WaveMan - "Downloading - Coming soon. The program is not yet ready for release." Screen Shots
Plotmtv - "The application plotmtv is a fast multi-purpose plotting program for visualization of scientific data in an X11-window environment. Each plot comes with a simple but functional Graphical User Interface which allows users to zoom in or pan to areas of interest on the plot or to toggle between 2D and 3D plots... The program reads in data in the MTVDAT format and plots each dataset in the data-file in turn." Seems old, packages in Ubuntu found from dapper to jaunty.

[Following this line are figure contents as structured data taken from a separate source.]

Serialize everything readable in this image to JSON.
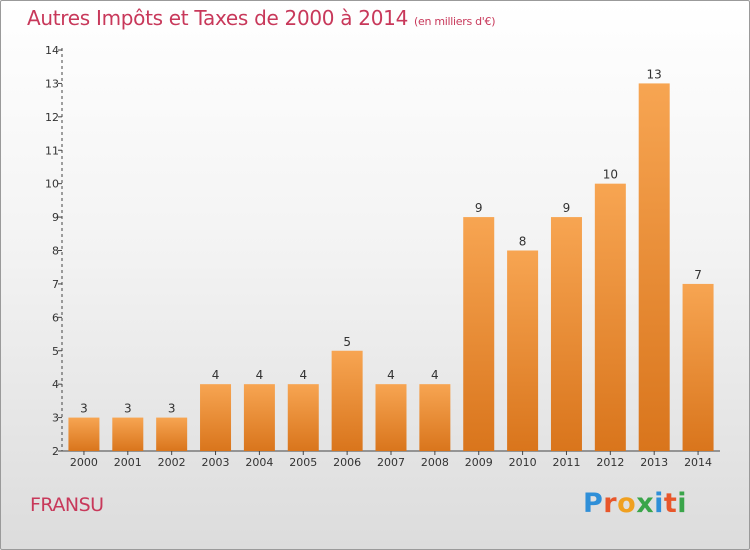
{
  "header": {
    "title": "Autres Impôts et Taxes de 2000 à 2014",
    "subtitle": "(en milliers d'€)"
  },
  "commune": "FRANSU",
  "logo": {
    "letters": [
      "P",
      "r",
      "o",
      "x",
      "i",
      "t",
      "i"
    ],
    "colors": [
      "#2f8fd8",
      "#e8562a",
      "#f0a020",
      "#3aa54a",
      "#2f8fd8",
      "#e8562a",
      "#3aa54a"
    ]
  },
  "colors": {
    "accent": "#c8385a",
    "bar_top": "#f7a552",
    "bar_bottom": "#d9751c"
  },
  "chart_data": {
    "type": "bar",
    "categories": [
      "2000",
      "2001",
      "2002",
      "2003",
      "2004",
      "2005",
      "2006",
      "2007",
      "2008",
      "2009",
      "2010",
      "2011",
      "2012",
      "2013",
      "2014"
    ],
    "values": [
      3,
      3,
      3,
      4,
      4,
      4,
      5,
      4,
      4,
      9,
      8,
      9,
      10,
      13,
      7
    ],
    "title": "Autres Impôts et Taxes de 2000 à 2014",
    "subtitle": "(en milliers d'€)",
    "xlabel": "",
    "ylabel": "",
    "ylim": [
      2,
      14
    ],
    "yticks": [
      2,
      3,
      4,
      5,
      6,
      7,
      8,
      9,
      10,
      11,
      12,
      13,
      14
    ],
    "grid": false,
    "legend": "none"
  }
}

baudline signal analyzer - FFT spectrogram ; dual license, costly source for purchase, else free binary download; awesome spectrogram visualisation from live soundcard input; there should be waveform loading facilities as well
xoscope for Linux: "xoscope for Linux is a digital oscilloscope that uses a sound card (via /dev/dsp or EsounD) and/or Radio Shack ProbeScope as the signal input."; sudo apt-get install xoscope; you can store and recall channel snippets, but no dedicated facilities to import and view data; seems old
Osqoop (EIG: Osqoop (l'oscilloscope libre)) - not in apt, but "Ubuntu packages are provided for Karmik and Lucid" (Osqoop - Home - Open wiki) in ppa (though the lucid one "Failed to build"; use the karmic one); it captures from soundcard - you can then "freeze" the "display", and "export visible data" as ASCII file - however there are no facilities to import data
Conclusion
As we can see, there are many tools, intended for different purposes, that can be used for waveform viewing. My personal favorite, though, has become python's matplotlib, since it allows for scripting of both user interaction with the graph, and for analysis of signals (as discussed in mwfview above) - while still keeping a relatively decent graphic rendering performance, even for two channels of a million points each.